Anthony Bacon

Anthony Bacon arrived in Merthyr Tydfil in 1763. He was a wealthy London merchant who had acquired a knowledge of iron smelting in his native Cumberland. He made a careful survey of the district, and then decided to obtain a stretch of land along the right bank of the river Taff. In 1765 he leased a portion measuring eight miles by five miles, and agreed to pay the sum of £100 a year. Being a shrewd business man, he was more far sighted than the other early iron masters for he saw that it was necessary to have a better road to join the village to Cardiff. Only by so doing could the iron be sent to the seaport more easily and cheaply. The work of constructing the road soon began and by 1767 it was opened for traffic.
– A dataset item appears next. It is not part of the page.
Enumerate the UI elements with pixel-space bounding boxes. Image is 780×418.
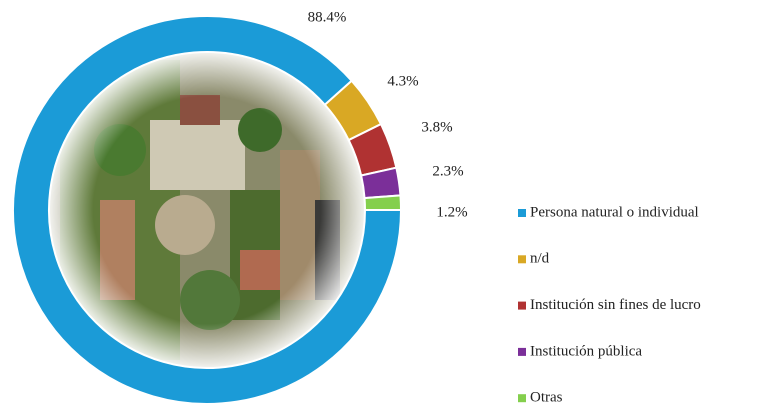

Bacon paid particular attention to the production of iron of a very high quality. So good was it that he obtained the contract for supplying some of the cannon used by the British forces in the American War of Independence.
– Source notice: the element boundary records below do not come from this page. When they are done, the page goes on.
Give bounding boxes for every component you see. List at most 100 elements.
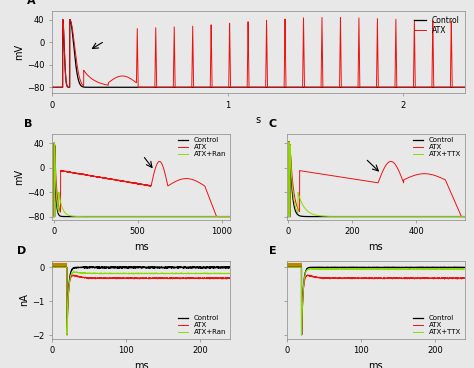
Control (318, 85, 323, 89)
ATX+Ran (126, 215, 132, 219)
Text: D: D (17, 246, 26, 256)
ATX (371, 180, 377, 184)
Control (126, 215, 132, 219)
Control (462, 265, 467, 270)
Control (305, 266, 311, 270)
Control (295, 212, 301, 216)
Control (227, 265, 233, 269)
ATX+TTX (385, 267, 391, 271)
Control (456, 215, 462, 219)
ATX (318, 85, 323, 89)
Control (64, 333, 70, 337)
ATX+TTX (295, 210, 301, 214)
X-axis label: ms: ms (368, 242, 383, 252)
ATX (462, 215, 467, 219)
Control (207, 85, 213, 89)
ATX (224, 215, 229, 219)
ATX (286, 139, 292, 144)
ATX+TTX (424, 215, 430, 219)
ATX (63, 265, 69, 270)
Line: ATX: ATX (52, 17, 465, 87)
Control (190, 264, 195, 269)
ATX (151, 276, 156, 280)
Line: ATX+TTX: ATX+TTX (288, 142, 465, 217)
Control (366, 215, 372, 219)
Line: ATX: ATX (287, 268, 465, 335)
ATX (424, 171, 430, 176)
ATX+Ran (82, 215, 87, 219)
ATX+Ran (151, 272, 156, 276)
Control (227, 215, 233, 219)
ATX (49, 85, 55, 89)
ATX+Ran (224, 215, 229, 219)
Control (285, 215, 291, 219)
Control (224, 215, 229, 219)
ATX+Ran (51, 215, 57, 219)
ATX (118, 179, 124, 183)
ATX (284, 265, 290, 270)
ATX (363, 275, 369, 280)
ATX+TTX (366, 267, 372, 271)
Control (462, 215, 467, 219)
ATX+Ran (71, 270, 76, 275)
ATX (227, 215, 233, 219)
ATX+TTX (371, 215, 377, 219)
Control (284, 265, 290, 270)
ATX (298, 265, 303, 270)
ATX (132, 276, 137, 280)
Y-axis label: mV: mV (14, 44, 24, 60)
ATX+Ran (63, 265, 69, 270)
Control (71, 215, 77, 219)
Control (456, 215, 462, 219)
Control (124, 85, 130, 89)
ATX (388, 85, 394, 89)
ATX (71, 171, 77, 175)
ATX+TTX (286, 139, 292, 144)
ATX (49, 265, 55, 270)
ATX (82, 172, 87, 177)
ATX+Ran (71, 214, 77, 219)
ATX+TTX (299, 333, 304, 337)
ATX+TTX (456, 215, 462, 219)
Y-axis label: nA: nA (19, 293, 29, 306)
Control (371, 215, 377, 219)
Control (49, 85, 55, 89)
Control (125, 265, 130, 269)
ATX (385, 276, 391, 280)
Control (462, 85, 467, 89)
Control (385, 265, 391, 270)
Line: ATX+TTX: ATX+TTX (287, 268, 465, 335)
Control (128, 265, 134, 269)
Control (298, 265, 303, 270)
ATX+TTX (298, 265, 303, 270)
Control (299, 333, 304, 337)
X-axis label: ms: ms (134, 242, 148, 252)
ATX+Ran (51, 141, 57, 145)
Line: ATX+Ran: ATX+Ran (52, 268, 230, 335)
ATX (51, 215, 57, 219)
Legend: Control, ATX, ATX+Ran: Control, ATX, ATX+Ran (175, 135, 229, 160)
Line: ATX+Ran: ATX+Ran (54, 143, 230, 217)
ATX+TTX (285, 215, 291, 219)
Line: ATX: ATX (288, 142, 465, 217)
ATX (128, 275, 134, 280)
X-axis label: s: s (256, 115, 261, 125)
ATX+Ran (64, 333, 70, 337)
Line: ATX: ATX (52, 268, 230, 335)
ATX+Ran (118, 215, 124, 219)
Control (63, 265, 69, 270)
ATX+TTX (359, 267, 365, 271)
Control (51, 215, 57, 219)
Control (388, 85, 394, 89)
Control (359, 265, 365, 270)
ATX (319, 15, 325, 20)
Y-axis label: mV: mV (14, 169, 24, 185)
ATX (359, 276, 365, 280)
ATX (462, 276, 467, 280)
ATX (71, 273, 76, 277)
Control (71, 266, 76, 270)
Line: Control: Control (288, 142, 465, 217)
ATX (299, 333, 304, 337)
ATX (207, 85, 212, 89)
Control (118, 215, 124, 219)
Two men who were destined to become prominent local iron-masters were brought to the district by Anthony Bacon. These were Samuel Homfray and Richard Hill. The efficiency of these managers and the skill of the workforce made Cyfartha and Plymouth famous, and enabled Bacon to amass a large fortune. He retired from the district in 1784, and on his death in 1786, he left the works to his sons, who took no interest in the industry. The Plymouth and Cyfartha undertakings were sold to Richard Hill and Richard Crawshay respectively, and then entered upon a period of even greater prosperity.